Thank you. That is my feeling/. Some of my siblings are telling me that I am not holding my father's best interests at heart because I am "denying" the level of his impairment and that he needs this new caregiver to take total control of his life for his safety. We've known the caregiver for two weeks. He comes highly recommended but before he moved in he changed the entire house -- threw out or relocated a lot of my father's possessions (in the name of "dust") and didn't ask. My father now thinks he is living in someone else's house and has had panic attacks. He calls repeatedly to me and my siblings Some of my brothers (I have six) think that his calls are a sign that he is losing it more and more and they don't want to be bothered with the burden of answering them. I think they are just a natural reaction to a very stressful change and that the more we can ease his anxiety by being there the better. I see my father four out of six days a week and feel that I have a better sense of his range of behavior than some of them do.. To complicate matters, one of my brothers had been staying overnight at my dad's house before the caregiver arrived to help him if he needed it and because my dad's house was an easier commute to his job. In the process he used to spend time at night watching tv with my father. Now the caregiver and my siblings want this other brother out so that "the caregiver can do his job and my father can not be confused by having a son in the house. I think they are going to make my father worse and take away any of his spirit and personality just so that they do not have to be bothered with his incessant phone calls.
We've known the caregiver for two weeks. I think it is crazy to give him total control.
What was the question? All I can see is red flags!!!

Check to make sure stuff hasn't been stolen, then get rid of this person..

Josephine get rid of this caregiver - isolating a vulnerable adult is classed as psychological abuse:

Psychological abuse
This includes someone emotionally abusing you or threatening to hurt or abandon you, stopping you from seeing people, and humiliating, blaming, controlling, intimidating or harassing you. It also includes verbal abuse, cyber bullying and isolation, or an unreasonable and unjustified withdrawal of services or support networks.
I'm still bugged by this post so here's a few more thoughts: I don't like the verbage in your question. Are these words, "demand" and "train" really accurate? I would be wary of any employee who makes "demands". As for "train" - your dad is a human being not a puppy! As for depending only on him - what happens on sick days or he goes on a vacation - your father would be completely devastated if he felt this guy is the only one he can count on.

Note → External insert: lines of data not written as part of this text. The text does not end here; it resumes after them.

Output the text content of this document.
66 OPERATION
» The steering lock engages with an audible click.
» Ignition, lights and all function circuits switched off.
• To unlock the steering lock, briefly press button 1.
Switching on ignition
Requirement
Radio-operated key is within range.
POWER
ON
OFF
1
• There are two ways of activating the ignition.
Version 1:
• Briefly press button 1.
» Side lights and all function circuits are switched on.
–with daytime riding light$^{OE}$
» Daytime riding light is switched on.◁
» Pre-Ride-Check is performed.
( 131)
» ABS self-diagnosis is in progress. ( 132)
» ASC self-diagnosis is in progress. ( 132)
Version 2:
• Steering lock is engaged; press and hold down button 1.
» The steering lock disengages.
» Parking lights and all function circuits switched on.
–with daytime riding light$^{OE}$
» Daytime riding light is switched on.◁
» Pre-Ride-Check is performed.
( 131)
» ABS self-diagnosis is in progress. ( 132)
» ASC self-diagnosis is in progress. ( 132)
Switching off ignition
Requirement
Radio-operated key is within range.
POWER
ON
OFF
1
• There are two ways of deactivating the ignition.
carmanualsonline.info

Lastly, this kind of control is the first step towards financial fraud. I suggest rethinking this caregiver.
Absolutely it's not right! It looks like your post got cut off mid-sentence so there may be more, but I can't see any way this is right. Especially in the beginning it is critical that the family be able to keep a close on eye on whether this caregiver is doing their job properly and is a good fit. If you go along with this guy's plan, you will have no way to know if your father is in trouble, if the caregiver is lazy, or if he is abusive.
Hi Everyone,

Thank you for your concern and my apologies for not responding sooner. Thanks to your advice, my siblings and I have had many conversations and discussions. We now have a new caregiver for my father who has been satisfactory so far. We are still considering moving him to an outside facility in the future, but so far things are ok. Thank you again.
Your siblings may be more partial to this guy b/c it will relieve them of responsibility.

After posting, I couldn't help thinking: "Stockholm Syndrome in the making" - isolate, divide and conquer, subdue, create dependence and reliance, take control.